Luke Dennis: I will say that it’s important to me to continue the work in the archive because there’s so much to do. Not just the digitization, digitization of the rest of the tapes, but access to them and inviting people from around the world to use them for research or for story creation. I think there’s so much to be done with the archiving of our born digital content too. So every week the WYSO staff is cranking out stories that for now have a home on our website but what about in ten years from if somebody wants to understand what it was like to live in Dayton during the coronavirus pandemic. How will we make our material accessible to future generations? So having a plan and having resources for all of our archival stuff is important to me.
Jocelyn Robinson: So lesson learned. This cautionary tale reminds us that we neglect the past at our own peril.

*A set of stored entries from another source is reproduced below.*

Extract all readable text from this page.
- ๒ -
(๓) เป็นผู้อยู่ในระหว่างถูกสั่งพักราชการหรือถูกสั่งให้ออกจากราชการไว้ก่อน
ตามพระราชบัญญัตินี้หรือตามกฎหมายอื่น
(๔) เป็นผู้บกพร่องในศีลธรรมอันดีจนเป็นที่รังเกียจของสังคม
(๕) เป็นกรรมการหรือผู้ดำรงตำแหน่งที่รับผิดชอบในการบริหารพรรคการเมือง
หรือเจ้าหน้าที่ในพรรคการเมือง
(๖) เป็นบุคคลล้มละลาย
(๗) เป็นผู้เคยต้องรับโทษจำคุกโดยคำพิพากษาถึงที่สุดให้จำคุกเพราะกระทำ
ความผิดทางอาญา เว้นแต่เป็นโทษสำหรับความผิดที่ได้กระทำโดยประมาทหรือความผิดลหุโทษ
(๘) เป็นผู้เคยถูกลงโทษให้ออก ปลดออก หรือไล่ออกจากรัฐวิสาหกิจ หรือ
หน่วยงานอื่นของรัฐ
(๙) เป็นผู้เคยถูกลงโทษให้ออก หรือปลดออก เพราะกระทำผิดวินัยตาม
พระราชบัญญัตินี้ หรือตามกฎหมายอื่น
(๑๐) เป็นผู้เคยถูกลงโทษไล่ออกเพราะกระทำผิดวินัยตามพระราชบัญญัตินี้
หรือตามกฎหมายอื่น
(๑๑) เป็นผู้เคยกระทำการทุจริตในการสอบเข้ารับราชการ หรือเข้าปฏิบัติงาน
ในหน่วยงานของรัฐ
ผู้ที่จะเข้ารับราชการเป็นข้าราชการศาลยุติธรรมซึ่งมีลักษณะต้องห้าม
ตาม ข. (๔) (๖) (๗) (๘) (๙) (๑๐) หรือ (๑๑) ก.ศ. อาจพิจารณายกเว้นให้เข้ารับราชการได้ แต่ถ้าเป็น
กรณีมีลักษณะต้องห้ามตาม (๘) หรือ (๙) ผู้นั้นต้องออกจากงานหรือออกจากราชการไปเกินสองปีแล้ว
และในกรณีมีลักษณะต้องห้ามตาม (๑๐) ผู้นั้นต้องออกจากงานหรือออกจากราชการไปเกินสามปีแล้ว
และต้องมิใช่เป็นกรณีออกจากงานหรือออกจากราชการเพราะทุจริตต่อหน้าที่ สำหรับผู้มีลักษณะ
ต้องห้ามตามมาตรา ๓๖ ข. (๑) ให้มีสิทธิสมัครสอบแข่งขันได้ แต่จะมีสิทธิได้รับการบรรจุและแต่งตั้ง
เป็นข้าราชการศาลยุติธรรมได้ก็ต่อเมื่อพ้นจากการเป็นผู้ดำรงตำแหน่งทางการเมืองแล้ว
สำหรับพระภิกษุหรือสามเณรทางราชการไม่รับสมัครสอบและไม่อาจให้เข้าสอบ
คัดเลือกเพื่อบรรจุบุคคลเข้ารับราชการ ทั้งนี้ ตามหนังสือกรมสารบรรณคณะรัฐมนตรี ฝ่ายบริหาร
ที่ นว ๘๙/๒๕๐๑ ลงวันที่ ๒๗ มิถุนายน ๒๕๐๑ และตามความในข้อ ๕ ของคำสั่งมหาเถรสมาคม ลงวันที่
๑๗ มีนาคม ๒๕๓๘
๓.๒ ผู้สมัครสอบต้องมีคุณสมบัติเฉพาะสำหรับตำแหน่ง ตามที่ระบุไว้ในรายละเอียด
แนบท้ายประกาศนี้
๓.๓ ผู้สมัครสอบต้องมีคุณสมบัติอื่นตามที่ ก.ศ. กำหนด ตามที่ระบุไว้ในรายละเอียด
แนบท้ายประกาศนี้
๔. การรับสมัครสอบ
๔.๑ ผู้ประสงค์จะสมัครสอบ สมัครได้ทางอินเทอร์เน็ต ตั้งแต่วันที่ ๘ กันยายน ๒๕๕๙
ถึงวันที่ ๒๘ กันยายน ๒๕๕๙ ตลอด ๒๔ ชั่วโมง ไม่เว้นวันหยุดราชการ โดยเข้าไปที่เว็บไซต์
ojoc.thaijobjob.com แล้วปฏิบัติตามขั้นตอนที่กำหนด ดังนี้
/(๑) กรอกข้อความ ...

Even in the face of the uncertainties caused by a global pandemic, WYSO is poised to continue serving its listeners and telling their stories, now more important than ever. It’s a community radio station, just like its founders intended. And because of an oversight, because of collective neglect, because some old tapes were overlooked and forgotten for many years, the larger mistake of throwing out the historical treasure wasn’t made. The lesser mistake of benign neglect preserved it long enough to be rediscovered, and in turn to play a role in the renewal and reinvention of WYSO.